Noureldayem Taha, assistant head of the Sudan Liberation Movement faction under the leadership of Minni Minawi (SLM-MM), reported that the Darfur rebel groups began by unifying their negotiating positions on the security arrangements file. The government responded by doing the same, as agreed last Friday.
Minister of Defence Maj Gen Yasin Ibrahim, head of the government delegation to the negotiations on security arrangements, told reporters that this was a complicated process: “With patience and determination we managed to amend the text in line with the standards and principles that govern the military institutions and other security services”.
Mutasim Saleh, spokesperson for the Justice and Equality Movement and the negotiating officer, said that the rest of the talks on the security arrangements will take two or three sessions. He told reporters that “if things continue like today, we will reach the conclusion of the Darfur security arrangements file on Friday.”

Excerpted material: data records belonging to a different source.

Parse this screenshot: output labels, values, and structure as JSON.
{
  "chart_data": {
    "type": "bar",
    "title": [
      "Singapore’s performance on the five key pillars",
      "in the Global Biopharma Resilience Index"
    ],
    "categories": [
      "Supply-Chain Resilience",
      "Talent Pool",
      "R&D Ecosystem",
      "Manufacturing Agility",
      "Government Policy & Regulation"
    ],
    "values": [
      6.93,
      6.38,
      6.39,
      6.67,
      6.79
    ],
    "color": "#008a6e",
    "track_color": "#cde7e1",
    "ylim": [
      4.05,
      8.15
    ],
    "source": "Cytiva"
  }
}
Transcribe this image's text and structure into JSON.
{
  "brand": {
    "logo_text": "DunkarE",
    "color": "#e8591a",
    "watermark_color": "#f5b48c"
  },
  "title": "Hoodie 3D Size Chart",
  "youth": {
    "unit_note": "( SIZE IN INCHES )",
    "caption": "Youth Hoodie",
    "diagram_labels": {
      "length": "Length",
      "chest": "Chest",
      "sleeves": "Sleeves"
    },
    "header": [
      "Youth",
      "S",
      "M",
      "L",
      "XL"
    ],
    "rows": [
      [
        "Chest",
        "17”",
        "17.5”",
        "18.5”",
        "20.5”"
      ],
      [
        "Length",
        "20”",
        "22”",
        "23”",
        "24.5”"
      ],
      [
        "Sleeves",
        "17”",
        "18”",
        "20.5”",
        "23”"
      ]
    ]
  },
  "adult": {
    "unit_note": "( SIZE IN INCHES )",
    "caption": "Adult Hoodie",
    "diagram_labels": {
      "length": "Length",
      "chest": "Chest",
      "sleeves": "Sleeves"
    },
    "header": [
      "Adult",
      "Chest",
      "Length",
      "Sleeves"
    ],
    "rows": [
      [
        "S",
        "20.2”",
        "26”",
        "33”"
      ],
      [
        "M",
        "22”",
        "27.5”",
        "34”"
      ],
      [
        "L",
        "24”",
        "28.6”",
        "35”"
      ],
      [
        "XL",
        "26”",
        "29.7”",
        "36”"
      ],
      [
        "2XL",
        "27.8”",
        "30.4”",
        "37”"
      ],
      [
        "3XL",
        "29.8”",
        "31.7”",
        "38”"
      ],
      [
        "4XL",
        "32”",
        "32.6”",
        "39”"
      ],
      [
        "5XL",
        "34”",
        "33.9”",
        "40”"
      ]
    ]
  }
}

“If things continue like today, we will reach the conclusion of the Darfur security arrangements file on Friday.”
The new civilian governor of Central Darfur, Adib Yousef, visited villages and areas in Mukjar locality that witnessed major violence during Omar Al Bashir’s regime yesterday.
Yousef also visited mass graves, including the mass grave of the victims of the Mukjar massacre, where he offered his condolences to residents. He promised retribution for the victims. He said that this can only come by implementing “Freedom, Peace, and Justice”, slogans of the revolution.
On March 5, 2004, government and janjaweed forces executed at least 145 Fur tribesmen in Mukjar and Wadi Saleh, at the time part of West Darfur.
A presidential delegation led by Deputy Chairman of the Sovereign Council, Lt Gen Mohamed Hamdan ‘Hemeti’, arrived in Juba on Monday, to attend the completion of the security arrangements file, and prepare for the initial signing of the peace agreement.
Peace negotiations between the Sudanese government and most of the rebel movements in the country started on October 14 last year. Originally scheduled to end within two months, the talks were suspended several times. Progress was made in the beginning of 2020.
The sudden death of Sudan’s then Minister of Defence, Lt Gen Jamaleldin Omar, who died of a heart attack in Juba on March 25, and the coronavirus pandemic led to further delays and suspensions. In April, the Sudanese government and the rebel groups agreed on the date of May 9 for the conclusion of the peace talks. In mid-May, the deadline was extended again.
On August 13, the Sudan Revolutionary Front (SRF) rebel alliance leadership in Juba held meetings with international parties, including Chad, Egypt, and the United Arab Emirates (UAE) about the peace agreement.
The SRF is an alliance of rebel movements which was formed in November 2011 by the Sudan People’s Liberation Movement-North (SPLM-N) of the Two Areas, and the three main Darfuri rebel groups: The Justice and Equality Movement (JEM), the mainstream Sudan Liberation Movement under the leadership of Abdelwahid El Nur (SLM-AW), and the breakaway SLM faction headed by Minni Minawi (SLM-MM).